Nordahl Lelandais a-t-il tué l'Alsacien Thomas Rauschkolb ?

Nordhal Lelandais aurait-il fait une autre victime ? L’assassin présumé de la petite Maëlys a peut-être croisé la route de Thomas Rauschkolb, un jeune Alsacien retrouvé mort dans des circonstances mystérieuses en 2015 en Savoie. Le corps de ce dernier vient d'être exhumé.

Thomas Rauschkolb.
Thomas Rauschkolb. © Francis Rauschkolb

Le 9 mars dernier, le corps de Thomas Rauschkolb a été exhumé au nouveau cimetière de Schiltigheim (Bas-Rhin), à la demande du juge d’instruction de Chambéry, afin de pratiquer une autopsie de la dépouille. La justice veut ainsi obtenir des éléments pour savoir si la mort du jeune Alsacien est ou non accidentelle. Les parents ne croient pas à cette thèse. Thomas Rauschkolb aurait croisé la route de Nordahl Lelandais, le meurtrier présumé de la petite Maëlys. L'avocat de la famille, maître Boulloud, a déposé une plainte contre X pour meurtre et saisi un juge d'instruction.

Il y a trop d'incohérences

Francis Rauschkolb, le père de la victime

Thomas Rauschkolb a été retrouvé mort en Savoie, le 28 décembre 2015, sur les berges de la rivière du Sierroz, à Grésy-sur-Aix. Le corps du jeune homme a été découvert dans un torrent après avoir franchi "deux palissades", dont une où il a laissé une ceinture. "Il fuyait quelqu'un, c'est obligatoire", estime Me Boulloud, l'avocat du père des parents. La veille, il avait passé la soirée dans la boîte de nuit Le Studio 54. Les gendarmes ont conclu que la victime, en état d’ébriété, avait fait une chute accidentelle d’une hauteur de 13 mètres.

Un scénario auquel le père de Thomas n’a jamais crû : "Les gendarmes ont conclu à une mort liée à une chute dûe à l’alcoolémie et n’ont jamais démordu de cette théorie. Pour moi, impossible !" explique Francis Rauschkolb que France 3 Alsace a rencontré. "La conclusion des gendarmes est trop rapide et il y a trop d’incohérences par rapport à l’endroit où ils ont retrouvé Thomas."

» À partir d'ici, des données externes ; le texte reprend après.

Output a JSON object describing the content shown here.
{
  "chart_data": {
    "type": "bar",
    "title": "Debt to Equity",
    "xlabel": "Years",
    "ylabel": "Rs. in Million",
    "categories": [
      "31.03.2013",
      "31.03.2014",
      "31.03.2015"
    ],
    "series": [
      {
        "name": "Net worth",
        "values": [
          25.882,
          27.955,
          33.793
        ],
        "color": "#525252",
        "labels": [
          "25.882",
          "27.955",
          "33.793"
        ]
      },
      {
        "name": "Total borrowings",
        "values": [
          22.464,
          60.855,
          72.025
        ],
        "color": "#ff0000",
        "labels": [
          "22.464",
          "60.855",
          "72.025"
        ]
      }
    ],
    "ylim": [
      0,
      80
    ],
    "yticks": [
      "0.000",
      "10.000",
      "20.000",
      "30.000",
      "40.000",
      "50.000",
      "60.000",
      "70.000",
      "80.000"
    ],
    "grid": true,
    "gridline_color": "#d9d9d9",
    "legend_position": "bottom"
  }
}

"Au départ, je n’ai pas pensé à la piste criminelle", poursuit le père du jeune homme. "Je me suis dit que s’il s’est retrouvé là c’est parce qu’il y avait un chien qui l’avait coursé et qu’il avait essayé de lui échapper. Longtemps après, j'ai entendu parler de l’affaire Maëlys, puis de celle du caporal Noyer qui fréquentait les discothèques du coin, et de Nordhal Lelandais, qu’il était maître-chien, ça fait deux points un peu trop rapprochés pour laisser passer cette piste là. La gendarmerie m’a dit que ce n’était pas forcément une mauvaise idée de chercher de ce côté-là. Donc c’est moi qui ai fait leur travail d’investigation et d’hypothèse."

Moi j’étais persuadé qu’il fuyait quelque chose. L’endroit où il a été retrouvé [ndlr : il a dû franchir une propriété privée pour accéder au lieu où son corps a été retrouvé], il n’est pas éduqué pour rentrer dans la propriété des gens, et le fait de sauter une première palissade, de passer un grillage, pour quelqu’un qui ne sait plus ce qu’il fait, en état d’ébriété, je trouve ça énorme. Ça me parait peu probable qu’il y aille sans raison valable. Il a passé ce grillage sans abimer ses habits".

Nordahl Lelandais avait ses habitudes dans la discothèque en question. Mais selon plusieurs sources judiciaires, aucun élément de ce dossier ne permet de le mettre en cause. L'ancien maître-chien, âgé de 38 ans, qui a avoué avoir tué "involontairement" la petite Maëlys en août 2017, sera jugé en mai à Chambéry pour le meurtre du caporal Arthur Noyer en mars 2018. Plusieurs autres dossiers de meurtres et disparitions énigmatiques dans les départements environnants ont été ouverts par les enquêteurs, laissant penser qu'il aurait le profil d'un tueur en série.